Here is what those successive provisions tell us:
* The framers changed the Georgia word “petitions” to “applications.” Then, as now, the term “petition” usually referred to a request from an inferior to a superior. But “application” usually did not have that connotation. This is appropriate, because a state’s counties are subordinate to its government, while the state legislatures pre-existed the federal government and would be full partners in the new federal system.
* The Georgia language required petitions from only a majority of counties, but the U.S. language required applications from two thirds of state legislatures before a convention could consider an amendment. The U.S. supermajority requirement parallels the two thirds requirement for Congress to propose. Continuing the parallel implies that just as Congress needs only a majority to consider, a convention of states requires only a majority to propose. The latter conclusion is supported by historical practice.
* The Georgia provision refers to petitions from “counties,” acting by reason of individual petition signers. But the U.S. language does not refer to applications from “states” but from “state legislatures.” This implies what the courts have held: Actions by state legislatures under Article V are actions of those assemblies; they are not actions of state governments per se.
* After petitions from a majority of counties are presented to the Georgia legislature, “the assembly shall order a convention to be called for that purpose.” This clearly means that the legislative duty to order the call is mandatory. The U.S. provision is much the same: “The Congress . . . on the Application . . . shall call a Convention.” The congressional duty is mandatory as well.
* The Georgia constitution provided that “the assembly shall order a convention to be called for that purpose, specifying the alterations to be made, according to the petitions preferred.” This implies that the petitions specify the subject matter [“that purpose”], the assembly informs the convention of that subject matter, and the convention drafts the amendment. (If the petition or the assembly could dictate the exact wording of the amendment, the convention would be unnecessary.) This interpretation is consistent with then-prevailing practice.
* In Georgia, the convention apparently decided on the amendment and promulgated it. There is no evidence that there was an additional ratification procedure. But the Article V convention is only for “proposing Amendments.” Article V specifies that ratification by three fourths of the states is necessary.

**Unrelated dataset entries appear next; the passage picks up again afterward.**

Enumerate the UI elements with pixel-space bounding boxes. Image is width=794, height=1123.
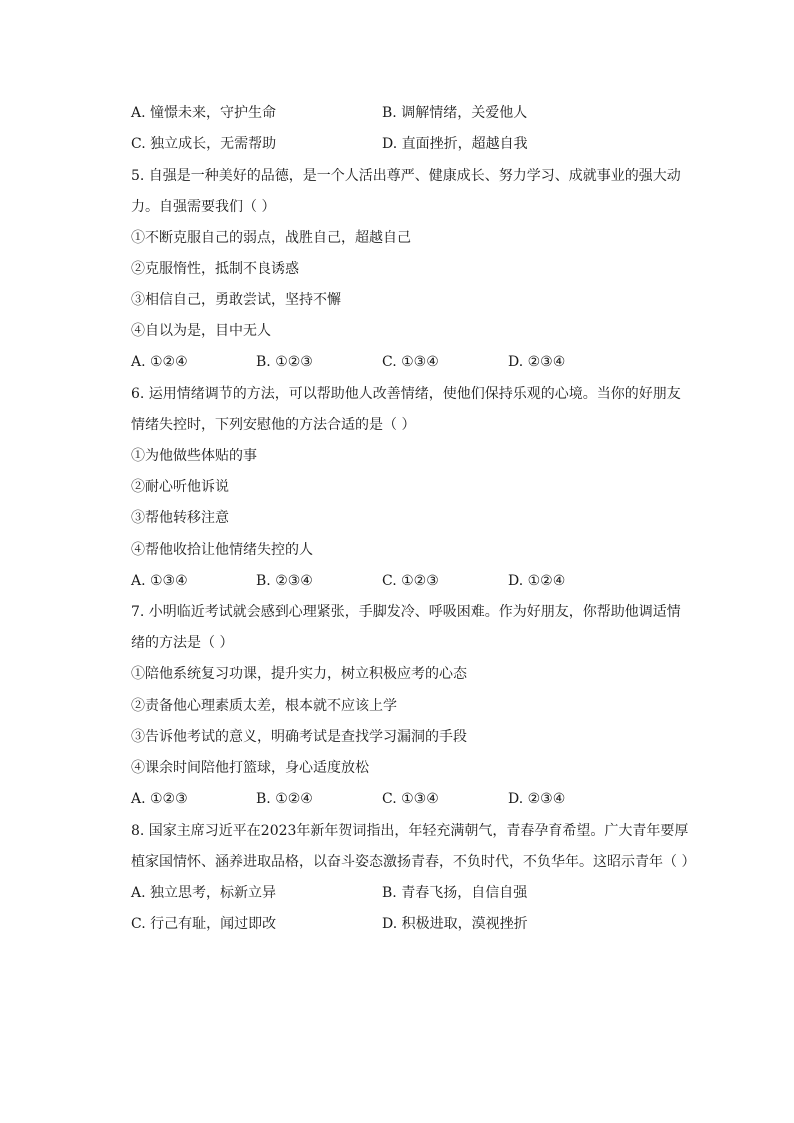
q8-option-b: B. 青春飞扬，自信自强	[382, 885, 528, 901]
q6-item-3: ③帮他转移注意	[131, 510, 229, 526]
q6-option-b: B. ②③④	[256, 573, 313, 589]
q6-option-a: A. ①③④	[131, 573, 188, 589]
q6-item-2: ②耐心听他诉说	[131, 479, 229, 495]
q6-stem-line2: 情绪失控时，下列安慰他的方法合适的是（ ）	[131, 417, 416, 433]
q7-stem-line1: 7. 小明临近考试就会感到心理紧张，手脚发冷、呼吸困难。作为好朋友，你帮助他调适情	[131, 604, 681, 620]
q4-option-a: A. 憧憬未来，守护生命	[131, 105, 277, 121]
q5-item-2: ②克服惰性，抵制不良诱惑	[131, 261, 299, 277]
q4-option-b: B. 调解情绪，关爱他人	[382, 105, 528, 121]
q5-option-c: C. ①③④	[382, 354, 439, 370]
q7-option-c: C. ①③④	[382, 791, 439, 807]
q7-option-a: A. ①②③	[131, 791, 188, 807]
q5-option-d: D. ②③④	[508, 354, 566, 370]
q7-item-1: ①陪他系统复习功课，提升实力，树立积极应考的心态	[131, 666, 467, 682]
q5-option-a: A. ①②④	[131, 354, 188, 370]
q7-option-b: B. ①②④	[256, 791, 313, 807]
q5-stem-line1: 5. 自强是一种美好的品德，是一个人活出尊严、健康成长、努力学习、成就事业的强大动	[131, 168, 681, 184]
q8-stem-line1: 8. 国家主席习近平在2023年新年贺词指出，年轻充满朝气，青春孕育希望。广大青年要厚	[131, 823, 689, 839]
q5-item-1: ①不断克服自己的弱点，战胜自己，超越自己	[131, 230, 411, 246]
q7-item-4: ④课余时间陪他打篮球，身心适度放松	[131, 760, 369, 776]
q8-option-a: A. 独立思考，标新立异	[131, 885, 277, 901]
q8-option-c: C. 行己有耻，闻过即改	[131, 916, 277, 932]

However, there is one place where a change in language does not mandate a change in meaning. The Georgia provision prescribes that “the assembly shall order a convention to be called for that purpose, specifying the alterations to be made, according to the petitions preferred.” Article V says only that the Congress “shall call a Convention for proposing Amendments . . .” Does this mean that under Article V the applications cannot specify subject matter and that the convention can propose any amendments it wishes?
No. Other evidence is overwhelming that the Article V procedure was not different in this respect from the Georgia procedure—even though the framers omitted the “specifying the alterations” term from Article V. The Georgia wording merely recited universal practice: During the Founding Era, applications and calls always defined convention subject matter in advance, while the convention decided whether to propose and drafted its proposals. There is zero evidence in the historical record that the Founders intended to abandon this universal practice when operating under Article V, and there is a fair amount to the contrary.